In linguistica, il termine struttura fu proposto con il significato attuale nel 1929 a Praga nelle Tesi del Circolo e poco dopo a Copenaghen da L. Hjelmslev, cioè dalle due scuole principali dello s. europeo, che si richiama all’insegnamento di Saussure (nel cui Cours de linguistique générale, 1916, invece del termine ‘struttura’ è usato il sinonimo ‘sistema’). Prima della fonologia strutturale, parlando di sistemi fonetici si attribuiva a ogni lingua una disposizione ordinata di elementi: le singole lingue trasceglievano, per comporre i propri sistemi, alcuni pezzi da una sorta di catalogo universale. In questa prospettiva l’organizzazione di una lingua non richiedeva altre analisi e spiegazioni, se non l’enumerazione delle entità (già date prima di essa) che entravano a comporla. Saussure si pose il problema della natura di queste entità e ne distinse due tipi: gli oggetti concreti, come i suoni, appartenenti alla parole, e le sistemazioni cognitive, come i fonemi, che compongono la langue. Il sistema linguistico appare così il risultato di una classificazione arbitraria, cioè non fondata naturalmente, compiuta dai parlanti, e il suo studio sincronico diventa non solo legittimo ma anzi fondamentale: non essendoci più una delimitazione degli oggetti reali a cui rifarsi, due entità di due lingue diverse, per quanto simili sostanzialmente, ricevono una differente definizione strutturale perché gli altri termini cui si oppongono nel sistema non sono gli stessi. Nello s. è possibile distinguere, almeno in una prima fase, tre indirizzi fondamentali: quello facente capo alla scuola ‘fonologica’ di Praga, rappresentata principalmente da N.S. Trubeckoj e R. Jakobson; quello della ‘glossematica’ danese, fondata da L. Hjelmslev; quello dei linguisti americani, che si ispirano agli insegnamenti di L. Bloomfield.

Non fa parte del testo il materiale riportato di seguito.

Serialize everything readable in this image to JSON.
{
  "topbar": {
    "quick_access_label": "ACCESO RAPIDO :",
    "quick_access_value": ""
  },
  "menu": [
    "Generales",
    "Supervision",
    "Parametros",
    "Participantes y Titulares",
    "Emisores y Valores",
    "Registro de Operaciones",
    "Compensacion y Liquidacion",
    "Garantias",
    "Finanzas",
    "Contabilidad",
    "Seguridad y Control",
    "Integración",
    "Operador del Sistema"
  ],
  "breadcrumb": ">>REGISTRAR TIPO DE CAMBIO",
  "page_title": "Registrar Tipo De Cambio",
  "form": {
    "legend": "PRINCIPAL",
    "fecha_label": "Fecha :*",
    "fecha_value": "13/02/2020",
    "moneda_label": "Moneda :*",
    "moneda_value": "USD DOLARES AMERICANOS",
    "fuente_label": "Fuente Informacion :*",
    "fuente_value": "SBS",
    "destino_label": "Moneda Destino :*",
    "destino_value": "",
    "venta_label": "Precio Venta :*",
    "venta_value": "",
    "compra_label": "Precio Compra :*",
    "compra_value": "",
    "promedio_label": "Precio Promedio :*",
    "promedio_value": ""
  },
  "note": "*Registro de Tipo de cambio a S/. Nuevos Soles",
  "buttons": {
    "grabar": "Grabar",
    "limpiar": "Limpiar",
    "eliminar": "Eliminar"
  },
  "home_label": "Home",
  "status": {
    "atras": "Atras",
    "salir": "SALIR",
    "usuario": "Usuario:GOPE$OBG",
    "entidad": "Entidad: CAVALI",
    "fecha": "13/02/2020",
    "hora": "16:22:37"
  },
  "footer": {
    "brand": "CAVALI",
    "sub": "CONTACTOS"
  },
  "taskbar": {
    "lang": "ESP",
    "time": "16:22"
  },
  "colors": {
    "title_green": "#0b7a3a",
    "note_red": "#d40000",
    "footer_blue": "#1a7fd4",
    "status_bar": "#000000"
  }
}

L’ammissione di un’alterità che distingue il suono concreto, illimitato nei suoi caratteri fenomenici, e il fonema, concepito come unità astratta, individuata da determinati tratti distintivi e capace d’individuare unità più complesse, dà luogo nella scuola di Praga a un’esigenza di sistemazione degli schemi della funzione distintiva, fondata esclusivamente sulle ragioni interne di questa: nasce così, contrapponendosi alla tradizionale fonetica, la fonologia, che riconosce la realtà del fonema soltanto nell’autonomia della sua funzione, ravvisando nella forma fonica una condizione necessaria ma non sufficiente alla sua costituzione. Ma il valore della forma fonica viene riaffermato, per opera degli stessi strutturalisti, nell’applicazione del metodo alla ricerca diacronica; viene così portata in luce l’esigenza di estendere il concetto di rilevanza anche a quei fattori che, ritenuti extrafunzionali rispetto a una struttura autosufficiente nella sua definizione astratta, sono in realtà operanti, e linguisticamente operanti, nella dinamica delle lingue (per es., la sonorità delle nasali italiane).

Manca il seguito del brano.